Memperhatikan Hasil Rapat Dalam Rangka Penanggulan dan Pencegahan Kabut
Asap Akibat Kebakaran Hutan dan Lahan Berbasis Kearifan Lokal, pada tanggal 8
Oktober 2015 tersebut, telah disepakati beberapa hal penting untuk menjadi
perhatian bersama baik Pemerintah Pusat, Pemerintah Daerah dan Seluruh Komponen
Masyarakat sebagai berikut :
Setelah berulang-ulang setiap musim kemarau dalam kurun waktu 18 tahun sejak 1997, kami menderita akibat
menghirup kabut asap, maka dengan ini
kami masyarakat Kalimantan Tengah
menyatakan sbb.:
a.
Bencana kebakaran hutan dan lahan/pekarangan yang menghasilkan kabut
asap pekat, bukanlah bencana alam, tetapi merupakan konsekwensi dari tindakan salah manusia dalam pengelolaan Sumber Daya
Alam yang tidak memperhatikan daya dukung lingkungan dan keseimbangan ekosistem.
b. Bencana ini sangat mungkin ditiadakan, bila semua elemen masyarakat dan pemerintah berkomitmen tinggi memprioritaskan penyelesaian akar masalah
penyebab kebakaran, bukan menangani akibat.

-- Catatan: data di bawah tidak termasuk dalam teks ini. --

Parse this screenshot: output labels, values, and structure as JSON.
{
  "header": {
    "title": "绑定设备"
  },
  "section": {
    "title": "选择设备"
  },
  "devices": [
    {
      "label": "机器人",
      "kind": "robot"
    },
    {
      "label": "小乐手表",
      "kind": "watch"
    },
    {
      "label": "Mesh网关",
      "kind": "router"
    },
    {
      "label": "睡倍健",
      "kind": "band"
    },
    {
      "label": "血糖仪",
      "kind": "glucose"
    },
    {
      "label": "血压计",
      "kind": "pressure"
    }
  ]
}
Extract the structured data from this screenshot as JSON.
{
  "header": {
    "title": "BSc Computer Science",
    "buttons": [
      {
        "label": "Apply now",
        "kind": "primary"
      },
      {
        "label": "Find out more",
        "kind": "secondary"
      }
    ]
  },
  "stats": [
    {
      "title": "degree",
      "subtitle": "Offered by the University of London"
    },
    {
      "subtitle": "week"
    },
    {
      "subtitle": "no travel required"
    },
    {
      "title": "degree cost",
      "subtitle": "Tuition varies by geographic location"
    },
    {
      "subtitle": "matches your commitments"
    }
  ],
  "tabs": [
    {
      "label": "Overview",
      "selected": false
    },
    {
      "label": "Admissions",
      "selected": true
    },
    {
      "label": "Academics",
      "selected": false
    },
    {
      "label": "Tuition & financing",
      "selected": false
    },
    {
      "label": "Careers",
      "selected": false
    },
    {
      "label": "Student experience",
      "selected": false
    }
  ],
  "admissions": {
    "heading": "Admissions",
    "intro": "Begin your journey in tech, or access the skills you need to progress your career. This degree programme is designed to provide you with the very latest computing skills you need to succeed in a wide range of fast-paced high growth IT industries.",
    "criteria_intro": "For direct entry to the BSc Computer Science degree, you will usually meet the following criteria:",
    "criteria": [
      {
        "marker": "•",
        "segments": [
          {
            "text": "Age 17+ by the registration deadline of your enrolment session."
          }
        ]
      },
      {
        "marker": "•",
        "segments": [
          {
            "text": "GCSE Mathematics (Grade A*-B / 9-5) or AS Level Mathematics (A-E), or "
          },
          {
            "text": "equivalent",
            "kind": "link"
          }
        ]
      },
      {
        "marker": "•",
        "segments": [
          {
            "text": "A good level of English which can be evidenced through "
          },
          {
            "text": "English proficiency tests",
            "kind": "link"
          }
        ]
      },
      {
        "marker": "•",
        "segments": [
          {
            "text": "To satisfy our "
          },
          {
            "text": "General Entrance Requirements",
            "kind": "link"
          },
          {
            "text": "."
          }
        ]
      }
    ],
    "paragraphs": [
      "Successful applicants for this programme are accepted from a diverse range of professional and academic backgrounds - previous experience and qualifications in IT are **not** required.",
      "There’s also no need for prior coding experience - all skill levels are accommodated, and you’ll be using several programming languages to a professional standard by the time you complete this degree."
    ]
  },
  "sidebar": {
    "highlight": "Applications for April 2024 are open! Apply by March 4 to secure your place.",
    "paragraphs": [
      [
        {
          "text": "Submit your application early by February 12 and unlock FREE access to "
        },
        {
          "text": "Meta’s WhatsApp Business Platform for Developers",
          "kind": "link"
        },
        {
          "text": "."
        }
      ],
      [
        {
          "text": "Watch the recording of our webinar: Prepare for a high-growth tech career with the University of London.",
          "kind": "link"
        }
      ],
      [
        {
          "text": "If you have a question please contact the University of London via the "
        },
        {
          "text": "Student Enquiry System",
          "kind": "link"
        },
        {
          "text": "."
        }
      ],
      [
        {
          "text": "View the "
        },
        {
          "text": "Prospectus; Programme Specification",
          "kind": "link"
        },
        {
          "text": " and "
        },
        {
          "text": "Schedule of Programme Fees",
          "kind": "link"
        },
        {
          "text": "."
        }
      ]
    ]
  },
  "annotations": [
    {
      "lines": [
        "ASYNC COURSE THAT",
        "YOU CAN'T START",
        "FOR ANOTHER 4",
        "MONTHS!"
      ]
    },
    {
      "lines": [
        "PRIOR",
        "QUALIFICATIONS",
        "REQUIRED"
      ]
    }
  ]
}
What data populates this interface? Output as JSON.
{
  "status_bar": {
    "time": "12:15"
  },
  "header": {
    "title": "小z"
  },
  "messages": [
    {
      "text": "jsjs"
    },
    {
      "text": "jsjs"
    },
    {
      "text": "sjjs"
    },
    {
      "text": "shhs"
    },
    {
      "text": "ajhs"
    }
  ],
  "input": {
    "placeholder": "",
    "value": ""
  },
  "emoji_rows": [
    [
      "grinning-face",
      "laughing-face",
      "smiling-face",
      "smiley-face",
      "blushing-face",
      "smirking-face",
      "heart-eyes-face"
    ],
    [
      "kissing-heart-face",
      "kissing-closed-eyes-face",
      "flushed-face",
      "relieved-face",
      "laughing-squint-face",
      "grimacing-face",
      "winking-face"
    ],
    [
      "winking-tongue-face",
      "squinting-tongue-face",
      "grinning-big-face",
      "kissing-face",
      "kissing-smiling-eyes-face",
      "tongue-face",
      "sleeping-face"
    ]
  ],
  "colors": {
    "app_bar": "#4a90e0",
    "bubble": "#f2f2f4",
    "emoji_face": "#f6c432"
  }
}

Berdasarkan hal di atas kami menolak:
1. Pola penanganan bencana kebakaran yang
tidak efesien, tidak efektif, dan hanya memposisikan masyarakat sebagai
penonton, seperti : program hujan buatan, penyewaan pesawat (Helikopter Kamov
dan Beriev BE-200 Rusia).
2. Menolak kebijakan dan semua produk
perundang-undangan yang tidak berpihak pada masyarakat sebagaimana amanat UU
Dasar 1945.
Agar tidak terjadi lagi Bencana Kabut Asap di masa mendatang, kami
mendesak Pemerintah untuk melakukan
hal-hal berikut:
1. Agar mendukung
pelaksanaan Program Kalimantan Nantilang Asep (KANA) yang kami pertimbangkan
efesien, efektif dan melibatkan tanggung-jawab penuh masyarakat (masyarakat tidak lagi menjadi penonton).
2. Meningkatkan
kesadar-tahuan, pengetahuan, kepedulian, tanggung-jawab masyarakat tentang
bahaya asap dan pentingnya lingkungan lestari. Sebagaimana peribahasa Dayak yaitu : “Munu
Laok Timbas Kambues”, arti bahwa Kita harus memiliki kepekaan dan segera
bersikap jika melihat tindakan yang dapat merugikan orang banyak. Jangan hanya
berteriak setelah terjadinya permasalahan.
3. Meninjau
kembali dan merevisi peraturan perundangan-undangan tentang pengelolaan SDA
yang tidak relevan dengan kebutuhan dan masalah yang ada di Kalimantan Tengah,
misalnya perundangan-undangan yang dapat mengkriminalisasi masyarakat
dalam keterlibatan masyarakat dan masyarakat hukum adat baik dalam pemberdayaan
serta penanganan Gambut serta kearifan lokal yang dimiliki masyarakat.
4. Menetapkan
peraturan perundang-undangan tentang pengelolaan SDA seperti: Perda/Pergub di
tingkat Provinsi, Kabupaten dan Kota yang berorientasi pada partisipasi,
kesejahteraan masyarakat dan kelestarian alam.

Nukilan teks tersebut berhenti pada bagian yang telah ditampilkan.